9 Using Wolframite to analyse cycle trips data

(ns for-developers.demo-analysis-cycling
  (:require
   [clojure.java.io :as io]
   [clojure.string :as str]
   [wolframite.api.v1 :as wl]
   [wolframite.lib.helpers :as h]
   [wolframite.wolfram :as w :refer :all
    :exclude [* + - -> / < <= = == > >= fn
              Byte Character Integer Number Short String Thread]]
   [wolframite.impl.wolfram-syms.intern :as intern]
   [scicloj.kindly.v4.kind :as k])
  (:import (java.util.zip GZIPInputStream)))

We introduce you, the motivated Clojure developer, to using the Wolfram programming language as a Clojure library. Following some brief inspiration (why on earth should you do this?), and some getting started notes, we outline a ‘real’ workflow using the example of analysing data about bike trips.

First, start & connect to a Wolfram Kernel (assuming all the common requires):

(wl/start!)

{:status :ok, :wolfram-version 14.2}

Now, let’s play with some data! But first we will need to read them in from a CSV file. The docs tell us how to import the first ten lines of a CSV:

Import["ExampleData/financialtimeseries.csv", {"Data", 1 ;; 10}]

However, how do we write the 1 ;; 10 in Wolframite?! Let’s ask!

(wl/->clj "1 ;; 10")

(Span 1 10)

Thus, we could write it as '(Span 1 10) (notice the important quote!), but we rather use our convenience functions:

(w/Span 1 10)

(Span 1 10)

Ideally, we’d take the easy path and follow the docs and use the very smart and flexible Import on our 202304_divvy_tripdata.csv.gz. Sadly, the current version of Wolfram is not very efficient at this and with our 400k rows it is unbearably slow. I assume that with the shortened, 100k row file it wouldn’t be much different. All the smartness and auto-detection costs 🤷. If we read only a few rows then it is fine (±2s for 10s - 100s of rows):

(k/table
 {:row-vectors
  (-> (w/Import (.getAbsolutePath (io/file "docs-buildtime-data/202304_divvy_tripdata_first100k.csv.gz"))
                ["Data" (w/Span 1 3)])
      wl/!)})

ride_id rideable_type started_at ended_at start_station_name start_station_id end_station_name end_station_id start_lat start_lng end_lat end_lng member_casual

8FE8F7D9C10E88C7

electric_bike

(DateObject [2023 4 2 8 37 28] "Second" "Gregorian" None)

(DateObject [2023 4 2 8 41 37] "Second" "Gregorian" None)

(Missing "NotAvailable")

(Missing "NotAvailable")

(Missing "NotAvailable")

(Missing "NotAvailable")

41.8

-87.6

41.79

-87.6

member

34E4ED3ADF1D821B

electric_bike

(DateObject [2023 4 19 11 29 2] "Second" "Gregorian" None)

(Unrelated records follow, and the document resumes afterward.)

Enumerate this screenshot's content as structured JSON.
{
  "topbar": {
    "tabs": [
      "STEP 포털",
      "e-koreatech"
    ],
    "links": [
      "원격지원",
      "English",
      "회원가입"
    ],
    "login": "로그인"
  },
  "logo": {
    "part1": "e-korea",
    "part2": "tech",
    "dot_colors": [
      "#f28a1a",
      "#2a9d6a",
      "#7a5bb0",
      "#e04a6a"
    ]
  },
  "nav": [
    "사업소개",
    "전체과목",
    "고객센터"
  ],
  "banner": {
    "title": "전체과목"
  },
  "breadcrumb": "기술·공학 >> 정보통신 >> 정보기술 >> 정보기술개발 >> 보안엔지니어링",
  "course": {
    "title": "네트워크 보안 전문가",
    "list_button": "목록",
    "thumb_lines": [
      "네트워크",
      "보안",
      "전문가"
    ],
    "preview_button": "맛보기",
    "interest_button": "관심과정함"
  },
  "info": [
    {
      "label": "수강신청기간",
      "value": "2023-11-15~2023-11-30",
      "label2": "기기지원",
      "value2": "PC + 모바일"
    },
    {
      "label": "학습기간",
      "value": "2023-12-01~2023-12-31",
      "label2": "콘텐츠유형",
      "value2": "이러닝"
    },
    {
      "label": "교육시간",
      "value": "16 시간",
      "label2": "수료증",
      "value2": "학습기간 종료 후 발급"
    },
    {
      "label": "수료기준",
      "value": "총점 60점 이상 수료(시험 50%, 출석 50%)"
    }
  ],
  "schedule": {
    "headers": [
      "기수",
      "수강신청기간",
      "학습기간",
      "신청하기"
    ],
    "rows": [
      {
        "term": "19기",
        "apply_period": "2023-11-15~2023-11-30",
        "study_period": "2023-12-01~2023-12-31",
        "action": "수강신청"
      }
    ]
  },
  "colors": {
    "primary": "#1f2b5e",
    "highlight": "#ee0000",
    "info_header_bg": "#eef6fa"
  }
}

(DateObject [2023 4 19 11 52 12] "Second" "Gregorian" None)

(Missing "NotAvailable")

(Missing "NotAvailable")

(Missing "NotAvailable")

(Missing "NotAvailable")

41.87

-87.65

41.93

-87.68

member

5296BF07A2F77CB5

electric_bike

(DateObject [2023 4 19 8 41 22] "Second" "Gregorian" None)

(DateObject [2023 4 19 8 43 22] "Second" "Gregorian" None)

(Missing "NotAvailable")

(Missing "NotAvailable")

(Missing "NotAvailable")

(Missing "NotAvailable")

41.93

-87.66

41.93

-87.66

member

Note: Loading the ± 400k rows file with the awesome SciCloj tooling would take ± 3.5s. How amazing is that?!

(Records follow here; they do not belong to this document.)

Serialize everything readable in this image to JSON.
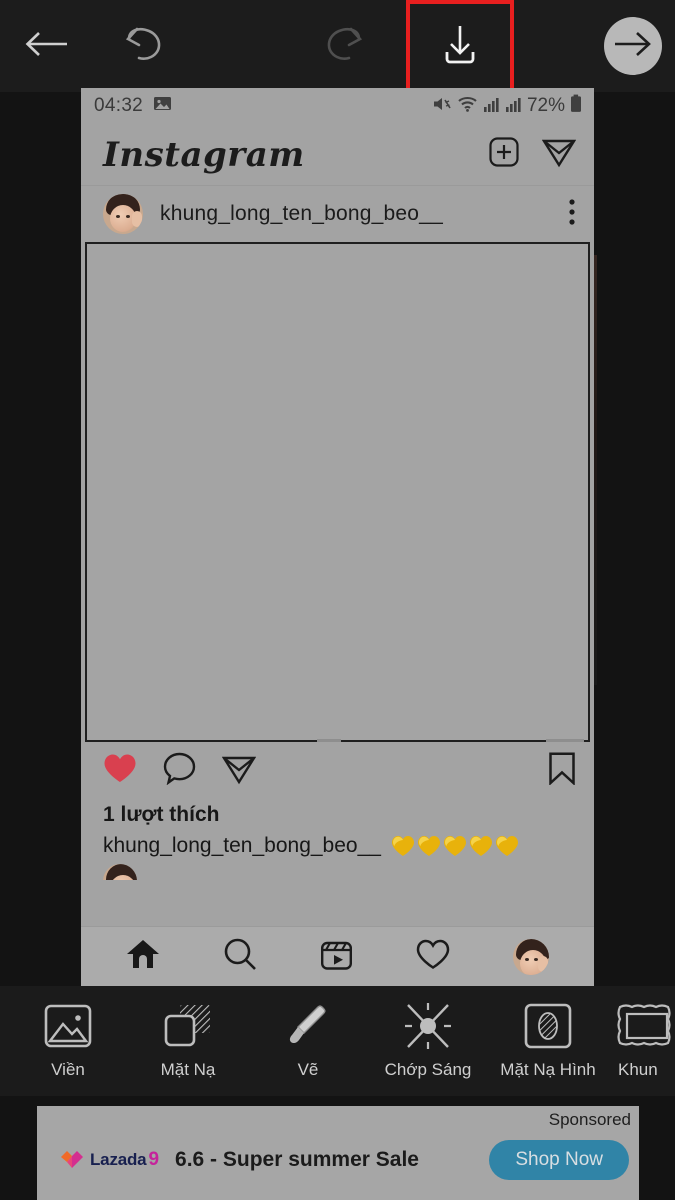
{
  "editor": {
    "toolbar": {
      "back_icon": "back-arrow-icon",
      "undo_icon": "undo-icon",
      "redo_icon": "redo-icon",
      "save_icon": "download-icon",
      "next_icon": "forward-arrow-icon",
      "highlight_color": "#e81f1f",
      "highlighted_button": "download-button"
    },
    "tools": [
      {
        "label": "Viền",
        "icon": "picture-frame-icon"
      },
      {
        "label": "Mặt Nạ",
        "icon": "mask-squares-icon"
      },
      {
        "label": "Vẽ",
        "icon": "paintbrush-icon"
      },
      {
        "label": "Chớp Sáng",
        "icon": "lens-flare-icon"
      },
      {
        "label": "Mặt Nạ Hình",
        "icon": "shape-mask-icon"
      },
      {
        "label": "Khun",
        "icon": "wavy-frame-icon"
      }
    ]
  },
  "preview": {
    "status_bar": {
      "time": "04:32",
      "gallery_icon": "image-icon",
      "mute_icon": "mute-icon",
      "wifi_icon": "wifi-icon",
      "signal_icon_1": "signal-bars-icon",
      "signal_icon_2": "signal-bars-icon",
      "battery_pct": "72%",
      "battery_icon": "battery-icon"
    },
    "app_header": {
      "logo_text": "Instagram",
      "add_icon": "plus-square-icon",
      "messages_icon": "send-paper-plane-icon"
    },
    "post": {
      "username": "khung_long_ten_bong_beo__",
      "avatar": "user-avatar",
      "more_icon": "more-options-icon",
      "media": "post-photo",
      "actions": {
        "like_icon": "heart-filled-icon",
        "like_color": "#d9404f",
        "comment_icon": "comment-bubble-icon",
        "share_icon": "send-paper-plane-icon",
        "bookmark_icon": "bookmark-icon"
      },
      "likes_text": "1 lượt thích",
      "caption_user": "khung_long_ten_bong_beo__",
      "caption_emoji_count": 5,
      "caption_emoji": "yellow-heart",
      "emoji_color": "#e8b20b"
    },
    "bottom_nav": [
      {
        "icon": "home-icon",
        "active": true
      },
      {
        "icon": "search-icon",
        "active": false
      },
      {
        "icon": "reels-icon",
        "active": false
      },
      {
        "icon": "activity-heart-icon",
        "active": false
      },
      {
        "icon": "profile-avatar-icon",
        "active": false
      }
    ]
  },
  "ad": {
    "sponsored_label": "Sponsored",
    "brand_name": "Lazada",
    "brand_mark": "9",
    "headline": "6.6 - Super summer Sale",
    "cta_label": "Shop Now",
    "cta_color": "#3084a7"
  }
}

It would be nice to load the data with SciCloj / dtype.next and send it to Wolfram as data, but I haven’t yet figured out a truly efficient way to share large binary data. (I need to explore 2D heterogeneous arrays more….)

Thus we will need a more DIY and lower-level approach to getting the data in, leveraging OpenRead and ReadList. Sadly, it cannot handle a gzpipped files (as far as I know) so we need to unzip it first:

(when-not (.exists (io/file "/tmp/huge.csv"))
  (let [zip (io/file "docs-buildtime-data/202304_divvy_tripdata_first100k.csv.gz")]
    (with-open [zis (GZIPInputStream. (io/input-stream zip))]
      (io/copy zis (io/file "/tmp/huge.csv"))))
  :extracted)

Now we are ready to read the data in. We will store them into a Wolfram-side var so that we can work with them further.

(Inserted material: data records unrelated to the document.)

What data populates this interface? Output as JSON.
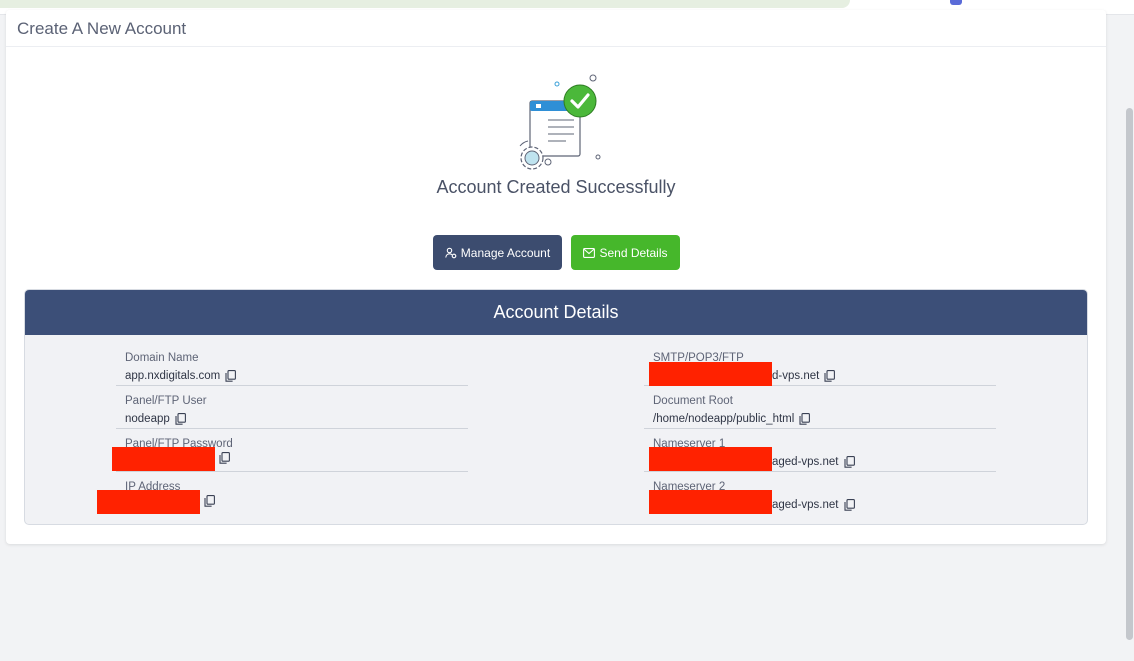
{
  "page": {
    "title": "Create A New Account",
    "success_message": "Account Created Successfully"
  },
  "actions": {
    "manage_label": "Manage Account",
    "send_label": "Send Details"
  },
  "details": {
    "heading": "Account Details",
    "left": [
      {
        "label": "Domain Name",
        "value": "app.nxdigitals.com"
      },
      {
        "label": "Panel/FTP User",
        "value": "nodeapp"
      },
      {
        "label": "Panel/FTP Password",
        "value": ""
      },
      {
        "label": "IP Address",
        "value": ""
      }
    ],
    "right": [
      {
        "label": "SMTP/POP3/FTP",
        "value": "d-vps.net"
      },
      {
        "label": "Document Root",
        "value": "/home/nodeapp/public_html"
      },
      {
        "label": "Nameserver 1",
        "value": "aged-vps.net"
      },
      {
        "label": "Nameserver 2",
        "value": "aged-vps.net"
      }
    ]
  },
  "icons": {
    "copy": "copy-icon",
    "manage": "users-gear-icon",
    "send": "envelope-icon",
    "success": "check-circle-icon"
  },
  "colors": {
    "primary": "#3c4c6f",
    "success": "#46b72b",
    "details_header": "#3c4f78",
    "redaction": "#ff2200"
  }
}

For readability and auto-completion, we will define vars for the names of the Wolfram-side vars that we need (notice Wolfram only supports alphanumeric names):

(def csv "Wolf var - whole content" 'csv)

(def rawRows "Wolf var - unparsed data rows" 'rawRows)

(def rows "Wolf var - parsed data rows" 'rows)

(wl/! (w/do (w/= 'f (w/OpenRead "/tmp/huge.csv"))
            (w/= csv (w/ReadList 'f
                                 w/Word
                                 (w/-> w/WordSeparators [","])
                                 (w/-> w/RecordSeparators ["\n" "\r\n" "\r"])
                                 (w/-> w/NullWords true)
                                 (w/-> w/RecordLists true)))
               ;; Let's return only the length instead of all the large data:
            (w/Length csv)))

We leverage the flexibility of ReadList, instructing it to read “Words” separated by , (instead of applying the normal word separating characters), thus reading individual column values. It reads them as records, separated by the given separators (which are the same as the default, shown here for clarity). I.e. each line is considered to be a record. And with RecordLists -> True we instruct it to put each record into a separate list and each row will thus become a list of values (instead of a single long list of all the column values in the whole file). Finally, we set NullWords -> True not to skip empty column values, so that all rows will have the same number of elements.)

(We could have instead used ReadList with something like (w/ReadList 'f (w/Table w/Record [13]) (w/-> 'RecordSeparators ["," "\n"])), telling it we have sequences of 13 records, where each record is separated by , (column separator) or \n (row separator). But this requires us to count the number of columns up-front.)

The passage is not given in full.